The costs of globalisation
Globalisation also has costs, and the gains are not shared equally:
- Pressure on local firms and jobs. Domestic firms may be unable to compete with large MNCs or cheap imports, and some jobs move to lower-cost countries.
- Insecure or low-paid work, and profits may flow back to an MNC's home country rather than staying local.
- Greater dependence, leaving countries more exposed to global downturns and disruptions.
- Environmental costs, as more production and transport can raise pollution.
Examples in context
Example 1. Singapore as a global hub. Singapore has embraced globalisation, attracting many multinational companies to base regional operations there and building world-class port and airport links. This has brought investment, jobs and growth, making Singapore one of the clearest examples of a country that has gained from a connected world.
Example 2. Jobs moving between countries. As firms seek lower costs, some manufacturing jobs have moved from higher-wage to lower-wage countries. This benefits consumers through cheaper goods and the receiving country through new jobs, but workers in the industries that shrink can lose out, showing the uneven effects of globalisation.
Try this
Cue. Define globalisation. The growing connection and integration of the world's economies through rising trade, investment and the movement of people, money, technology and ideas across borders.
Cue. State two causes of increasing globalisation.

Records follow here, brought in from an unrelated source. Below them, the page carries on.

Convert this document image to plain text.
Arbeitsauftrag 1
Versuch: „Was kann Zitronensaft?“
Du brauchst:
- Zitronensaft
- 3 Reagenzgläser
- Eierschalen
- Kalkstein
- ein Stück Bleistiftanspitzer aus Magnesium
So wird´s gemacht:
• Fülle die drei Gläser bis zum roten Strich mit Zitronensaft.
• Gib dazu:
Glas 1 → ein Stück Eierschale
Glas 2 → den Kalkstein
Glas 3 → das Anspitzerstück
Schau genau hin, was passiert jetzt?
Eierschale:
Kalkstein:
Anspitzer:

Any two of: cheaper and faster transport; improved technology and communication; freer trade and trade agreements; or the growth of multinational companies.

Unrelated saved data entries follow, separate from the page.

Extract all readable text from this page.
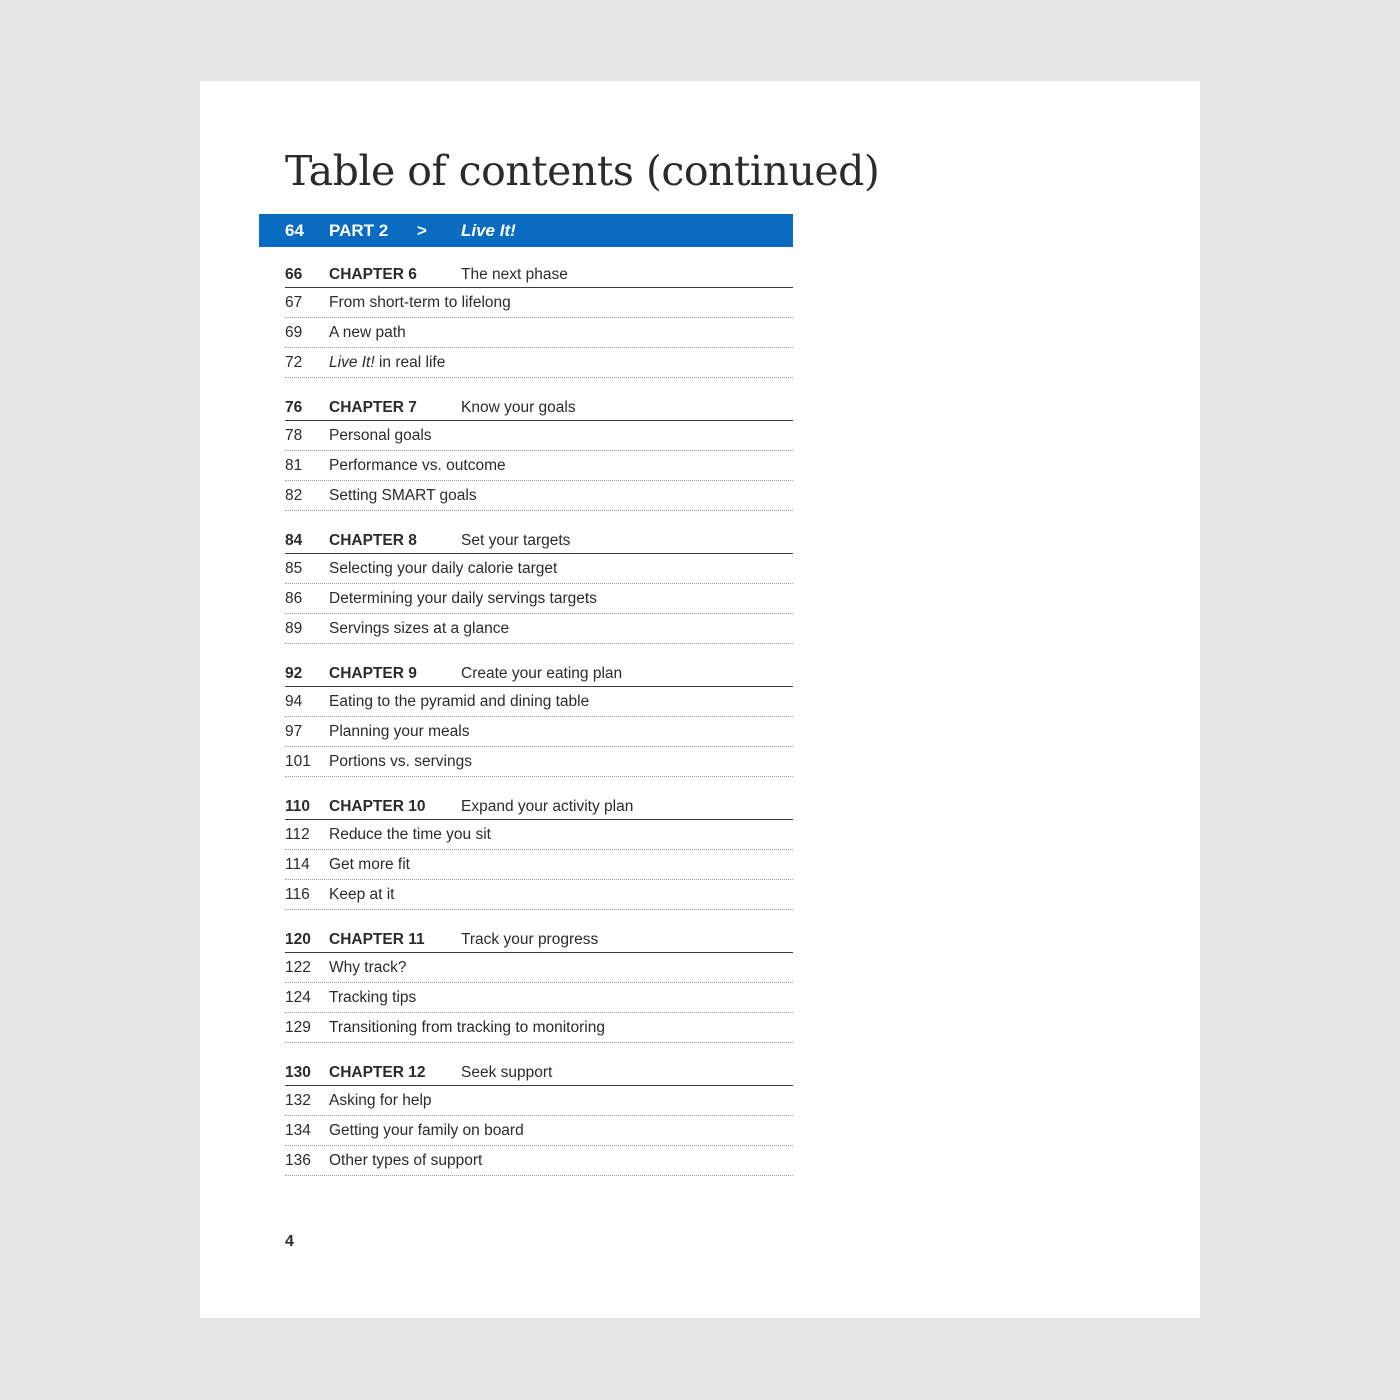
Table of contents (continued)
64 PART 2 > Live It!
66 CHAPTER 6	The next phase
67 From short-term to lifelong
69 A new path
72 Live It! in real life
76 CHAPTER 7	Know your goals
78 Personal goals
81 Performance vs. outcome
82 Setting SMART goals
84 CHAPTER 8	Set your targets
85 Selecting your daily calorie target
86 Determining your daily servings targets
89 Servings sizes at a glance
92 CHAPTER 9	Create your eating plan
94 Eating to the pyramid and dining table
97 Planning your meals
101 Portions vs. servings
110 CHAPTER 10 Expand your activity plan
112 Reduce the time you sit
114 Get more fit
116 Keep at it
120 CHAPTER 11 Track your progress
122 Why track?
124 Tracking tips
129 Transitioning from tracking to monitoring
130 CHAPTER 12 Seek support
132 Asking for help
134 Getting your family on board
136 Other types of support
4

Cue. Give one benefit and one cost of globalisation for workers. Benefit: new jobs created by foreign investment and larger export markets. Cost: some jobs lost as production moves to lower-cost countries, and work may be insecure or low-paid.
Exam-style practice questions
Practice questions written in the style of SEAB exam questions on this dot point, with worked answer explainers. The year tag is the paper they imitate, not the source.
Original5 marksDefine globalisation and explain two factors that have caused it to increase.Show worked answer →
A 5 mark question rewards the definition and two valid causes.
- Globalisation
- Globalisation is the growing connection and integration of the world's economies, through rising trade, investment and the movement of people, money and ideas across borders.
- Cause one: cheaper, faster transport
- Container shipping and air freight have made it cheap to move goods around the world, so firms can produce in one country and sell in another.
- Cause two: improved technology and communication
- The internet and modern communications let firms manage operations across many countries, and let money and information flow instantly. This has made it easy to trade and invest globally.
Markers reward the definition as growing world economic integration and two distinct causes, such as cheaper transport and better technology or communication.
Original8 marksDiscuss the benefits and costs of globalisation for a developing country.Show worked answer →
A 8 mark discuss question rewards benefits and costs with a judgement.
- Benefits
- Globalisation can bring foreign investment from multinationals, creating jobs and incomes. It gives access to larger export markets, supporting growth. It can transfer technology and skills, and give consumers cheaper, more varied goods.
- Costs
- Local firms may be unable to compete with large multinationals and may close. Jobs can be insecure or low-paid, and profits may flow back to the multinational's home country. The country can become dependent on world markets and exposed to global downturns, and rapid growth may bring pollution.
- Judgement
- Globalisation offers real gains in jobs, growth and choice, but the benefits are not shared equally and bring risks. Whether it helps a developing country depends on how well it is managed, for example by building skills and infrastructure so the country gains lasting benefit rather than just cheap-labour jobs.
Markers reward benefits (investment, jobs, growth, technology, cheaper goods) and costs (competition for local firms, insecure jobs, dependence, pollution), with a balanced conclusion.